Louisiana has been pouring money into its schools over the last ten years at twice the rate of inflation, but that money isn’t reaching teachers or students.

There are two basic trends that explain this riddle. One, large increases in spending on noninstructional “support services” accounts for about half of the difference. And two, Louisiana has doubled the amount of money it is paying toward employee benefits. As a state, Louisiana’s schools and districts are now spending more than $3,000 per student on employee benefits.

Much of this is driven by huge increases in the cost of paying down unfunded liabilities in the state’s teacher pension system. Today, Louisiana has one of the most expensive teacher pension system in the country — and also one of the least generous.

To make up for a shortfall of almost $12 billion, Louisiana school districts are now forced to pay more than 30 percent of each teacher’s salary toward the state pension fund. The vast majority of that contribution goes to pay down debts, not for actual benefits for teachers. For at least the last 25 years, Louisiana has never paid its pension bills in full, causing the debt to grow and grow.

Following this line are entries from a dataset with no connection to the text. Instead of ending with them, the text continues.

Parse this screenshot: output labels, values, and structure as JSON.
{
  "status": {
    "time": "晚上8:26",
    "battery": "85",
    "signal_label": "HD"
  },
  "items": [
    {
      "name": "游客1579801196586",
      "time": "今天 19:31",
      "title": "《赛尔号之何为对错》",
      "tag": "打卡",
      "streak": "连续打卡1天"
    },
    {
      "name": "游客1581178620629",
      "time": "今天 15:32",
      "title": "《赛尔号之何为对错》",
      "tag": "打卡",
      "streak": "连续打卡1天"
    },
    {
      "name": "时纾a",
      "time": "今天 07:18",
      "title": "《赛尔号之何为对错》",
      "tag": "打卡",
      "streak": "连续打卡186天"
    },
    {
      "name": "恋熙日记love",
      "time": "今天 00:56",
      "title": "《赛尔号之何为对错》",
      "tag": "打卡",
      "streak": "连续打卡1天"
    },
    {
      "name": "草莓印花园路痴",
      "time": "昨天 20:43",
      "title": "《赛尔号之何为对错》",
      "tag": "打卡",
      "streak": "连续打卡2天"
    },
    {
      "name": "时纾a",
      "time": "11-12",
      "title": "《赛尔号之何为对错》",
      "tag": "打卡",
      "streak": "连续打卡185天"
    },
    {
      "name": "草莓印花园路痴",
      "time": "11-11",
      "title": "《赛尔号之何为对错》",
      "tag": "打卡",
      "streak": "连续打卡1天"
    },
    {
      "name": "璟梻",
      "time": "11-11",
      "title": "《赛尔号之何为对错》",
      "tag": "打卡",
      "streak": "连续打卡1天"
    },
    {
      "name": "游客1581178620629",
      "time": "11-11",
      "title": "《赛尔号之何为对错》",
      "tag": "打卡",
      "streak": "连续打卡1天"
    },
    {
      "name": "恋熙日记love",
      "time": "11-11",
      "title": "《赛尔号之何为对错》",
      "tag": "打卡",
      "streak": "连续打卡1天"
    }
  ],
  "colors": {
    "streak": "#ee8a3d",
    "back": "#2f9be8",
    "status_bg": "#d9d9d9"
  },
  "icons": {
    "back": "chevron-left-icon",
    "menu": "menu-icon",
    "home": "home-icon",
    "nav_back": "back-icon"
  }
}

This is the expensive part.

Due in large part to rising pension costs, the state has also cut the value of the retirement benefits it offers its teachers. That is, even as school districts’ total pension contributions have grown substantially, teachers’ own retirement benefits have decreased. The high costs of the system belie the fact that the average retirement benefit offered to today’s teachers is not even that generous.

Moreover, Louisiana is one of 15 states that has chosen not to offer Social Security coverage to its teachers, leaving them solely dependent on their state pension. After accounting for their lack of Social Security, the average Louisiana teacher receives total retirement benefits that are far worse than what they might receive in other states or in the private sector.

This cycle is likely to continue unless Louisiana policymakers act. While there are no good solutions to the debt — it has to be paid by someone — there are solutions that would stop the debt from growing even more, while providing all teachers with adequate retirement benefits.

First, Louisiana should mitigate the consequences of the existing debt for students, teachers, and schools. The state’s pension debt was not caused by students or teachers, and legislators should not continue forcing schools to bear the full burden. As such, the state should treat its pension debt as it does all its other debt obligations. It’s neither fair nor good practice to ask current and future students to pay for past debts.

Second, Louisiana should close its expensive, backloaded pension plan in favor of something more predictable for employers and more portable for workers. According to the state’s own actuarial estimates, nearly half of all new teachers will not qualify for a pension at all. Due to the backloaded nature of the plan’s benefit formula, just 1 percent of teachers will stay in the classroom long enough to earn the maximum retirement benefit.

Louisiana can’t cut its retirement contributions much without seriously jeopardizing teachers’ retirement prospects. Still, there are ways to address these structural problems with the current pension plan without significantly raising costs.

For example, simply extending the retirement plan already offered to state university employees to public school teachers would significantly improve benefits for Louisiana’s K-12 teachers. It’s slightly more generous, but it would be good for the vast majority of teachers and carries no debt. Similarly, in 2012 the state Legislature nearly approved a type of retirement plan called a cash balance plan. That same plan, adopted today, could put all teachers on a path to a secure retirement at no additional cost. Either of these options would be better for Louisiana’s teachers and would ensure that the state does not take on any additional debt going forward.

Because of rising pension costs, Louisiana’s school districts have already made noticeable cuts to their expenditures on instructional programs, textbooks and other school supplies, and special education services. It’s not too late, but Louisiana must reform its teacher pension plan as well as its funding policy to prevent further cuts and preserve the financial health and security of its communities.